◎いつかあんな風に・・・◎
この間、私がトロンボーンで出た吹奏楽のコンサートに高校の現役の後輩が
見に来てくれた後、こんなメッセージを携帯からメールで届けてくれた。
『いつか俺もあんな風に演奏したいです!』
・・・自分が高校生の時に味わった気分を、ふと思い出した。
私は高校2年生の時、吹奏楽部の学生指揮者になった。本番は振れなかった
けれど、大阪の大きなレコード店に通ってはなけなしのバイト代でLPレコードを
少しずつ買い足し、大きな楽器店に行けば吹奏楽譜のコーナーで目を輝かせて
いた。
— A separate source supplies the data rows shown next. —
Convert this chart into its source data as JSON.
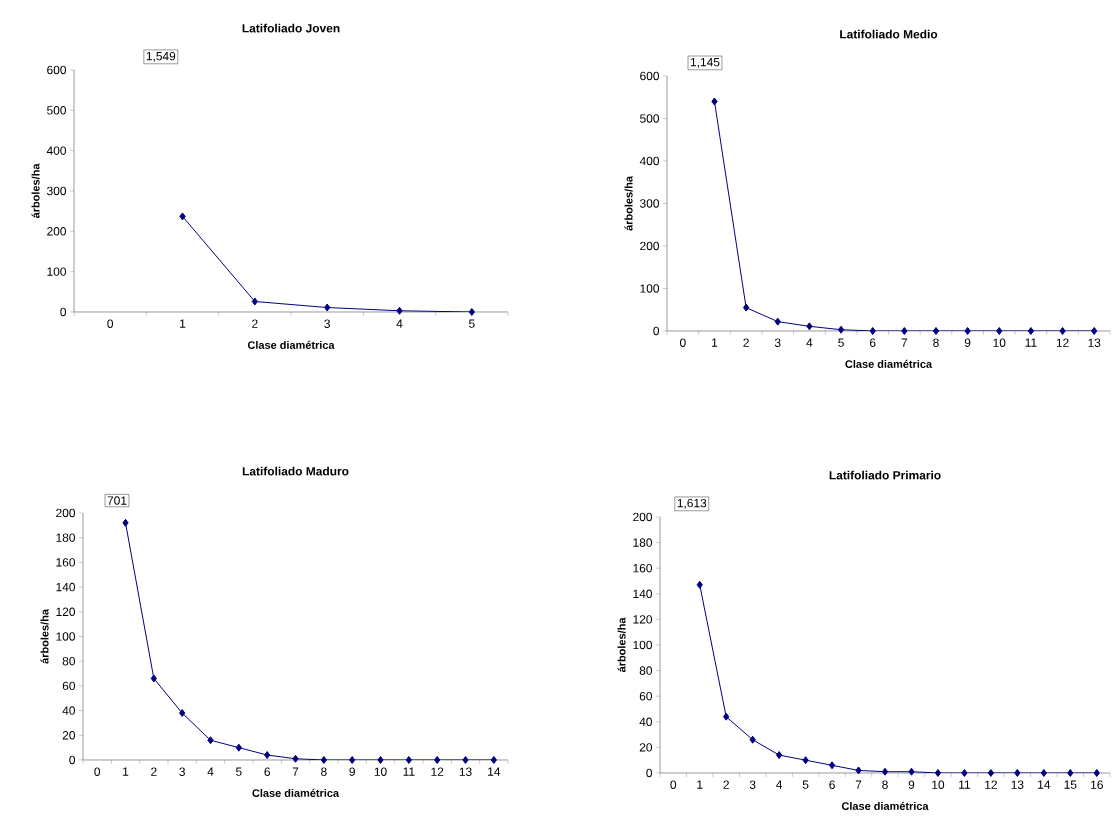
{
  "chart_data": [
    {
      "type": "line",
      "title": "Latifoliado Joven",
      "xlabel": "Clase diamétrica",
      "ylabel": "árboles/ha",
      "categories": [
        "0",
        "1",
        "2",
        "3",
        "4",
        "5"
      ],
      "series": [
        {
          "color": "#000080",
          "values": [
            null,
            237,
            26,
            11,
            3,
            0
          ]
        }
      ],
      "annotations": [
        "1,549"
      ],
      "ylim": [
        0,
        600
      ],
      "yticks": [
        0,
        100,
        200,
        300,
        400,
        500,
        600
      ],
      "marker": "diamond"
    },
    {
      "type": "line",
      "title": "Latifoliado Medio",
      "xlabel": "Clase diamétrica",
      "ylabel": "árboles/ha",
      "categories": [
        "0",
        "1",
        "2",
        "3",
        "4",
        "5",
        "6",
        "7",
        "8",
        "9",
        "10",
        "11",
        "12",
        "13"
      ],
      "series": [
        {
          "color": "#000080",
          "values": [
            null,
            540,
            55,
            22,
            11,
            3,
            0,
            0,
            0,
            0,
            0,
            0,
            0,
            0
          ]
        }
      ],
      "annotations": [
        "1,145"
      ],
      "ylim": [
        0,
        600
      ],
      "yticks": [
        0,
        100,
        200,
        300,
        400,
        500,
        600
      ],
      "marker": "diamond"
    },
    {
      "type": "line",
      "title": "Latifoliado Maduro",
      "xlabel": "Clase diamétrica",
      "ylabel": "árboles/ha",
      "categories": [
        "0",
        "1",
        "2",
        "3",
        "4",
        "5",
        "6",
        "7",
        "8",
        "9",
        "10",
        "11",
        "12",
        "13",
        "14"
      ],
      "series": [
        {
          "color": "#000080",
          "values": [
            null,
            192,
            66,
            38,
            16,
            10,
            4,
            1,
            0,
            0,
            0,
            0,
            0,
            0,
            0
          ]
        }
      ],
      "annotations": [
        "701"
      ],
      "ylim": [
        0,
        200
      ],
      "yticks": [
        0,
        20,
        40,
        60,
        80,
        100,
        120,
        140,
        160,
        180,
        200
      ],
      "marker": "diamond"
    },
    {
      "type": "line",
      "title": "Latifoliado Primario",
      "xlabel": "Clase diamétrica",
      "ylabel": "árboles/ha",
      "categories": [
        "0",
        "1",
        "2",
        "3",
        "4",
        "5",
        "6",
        "7",
        "8",
        "9",
        "10",
        "11",
        "12",
        "13",
        "14",
        "15",
        "16"
      ],
      "series": [
        {
          "color": "#000080",
          "values": [
            null,
            147,
            44,
            26,
            14,
            10,
            6,
            2,
            1,
            1,
            0,
            0,
            0,
            0,
            0,
            0,
            0
          ]
        }
      ],
      "annotations": [
        "1,613"
      ],
      "ylim": [
        0,
        200
      ],
      "yticks": [
        0,
        20,
        40,
        60,
        80,
        100,
        120,
        140,
        160,
        180,
        200
      ],
      "marker": "diamond"
    }
  ]
}
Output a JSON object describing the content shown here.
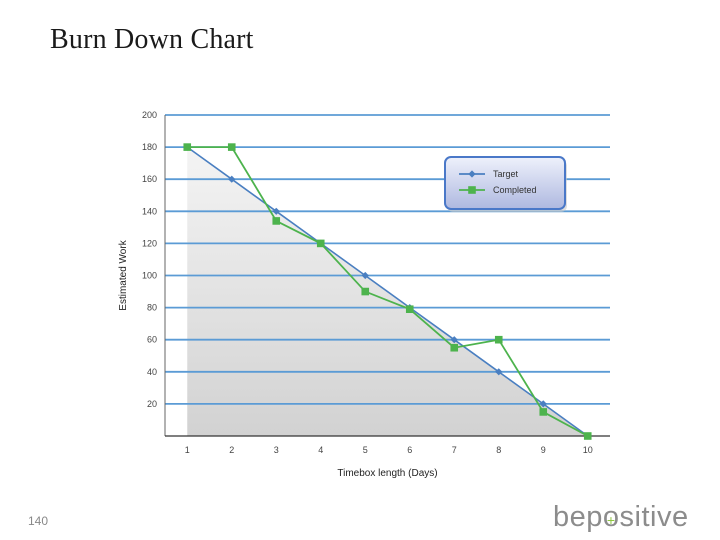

当時のクラブはコンクールに出ていなかった(出るという発想も無かった)
が、先輩方の代から自治的でしっかりとした活動を受け継いでいたと思う。
ただ、代々部員数が少なかった。
トロンボーンを吹けば「3パートのハーモニーなるものを味わってみたいなぁ」と
思い、指揮を振れば「あぁ、レコードみたいに人数の揃ったバンドを振ってみた
いなぁ」と心の底から思った。一人で見知らぬ街へ演奏会によく出掛けたが、
人数が沢山いて自分の学校よりうまい学校の演奏を聴くと、ただただうらやま
しくてしょうがなかった。
確か神戸大学吹奏楽部のコンサートだったと思うが、整ったサウンドにすっかり
感激してしまい、暗い客席で思わず涙があふれてしまったことをよく覚えている。
その後も悲しくて涙が出ることなんて無かったのに、コンサートに出かけると、
とたんに涙腺が緩んでしまうようになってしまった。
今の私の音楽好きは、この時のうらやましさの延長のようなものだと思う。大学
ではつまらない理由で吹奏楽部に入らなかったが、社会人になって待望の人数
の揃った一般バンドに入り、自分で働いたお金で音楽教室に通ってトロンボーン
を習いだした。指揮も沢山経験させてもらった。
高校から吹奏楽を始めて15年余りが過ぎ、最近は自分がなぜ吹奏楽をやって
いるのかわからなくなってきたような気がしていた。後輩から「いつか俺もあんな
風に演奏したいです」と言ってもらって、「昔は俺もずっとそんな風に思ってたっけ
なぁ」と甘酸っぱく懐かしい気持ちを思い出した。彼もこれから頑張って演奏活動
を続けていけば、またいつか彼の後輩にそう言ってもらえる日が来るに違いない。
そんな大きな「歴史」の中に自分の位置を見出すことが出来たのは、大変幸せな
ことだと思う。私はまだまだ学習者の部類だけれど、もっともっと勉強してちゃんと
したものを身に付け、若くて勉強の機会に恵まれない連中に、色々と教えてあげ
られるようになりたいと思っている。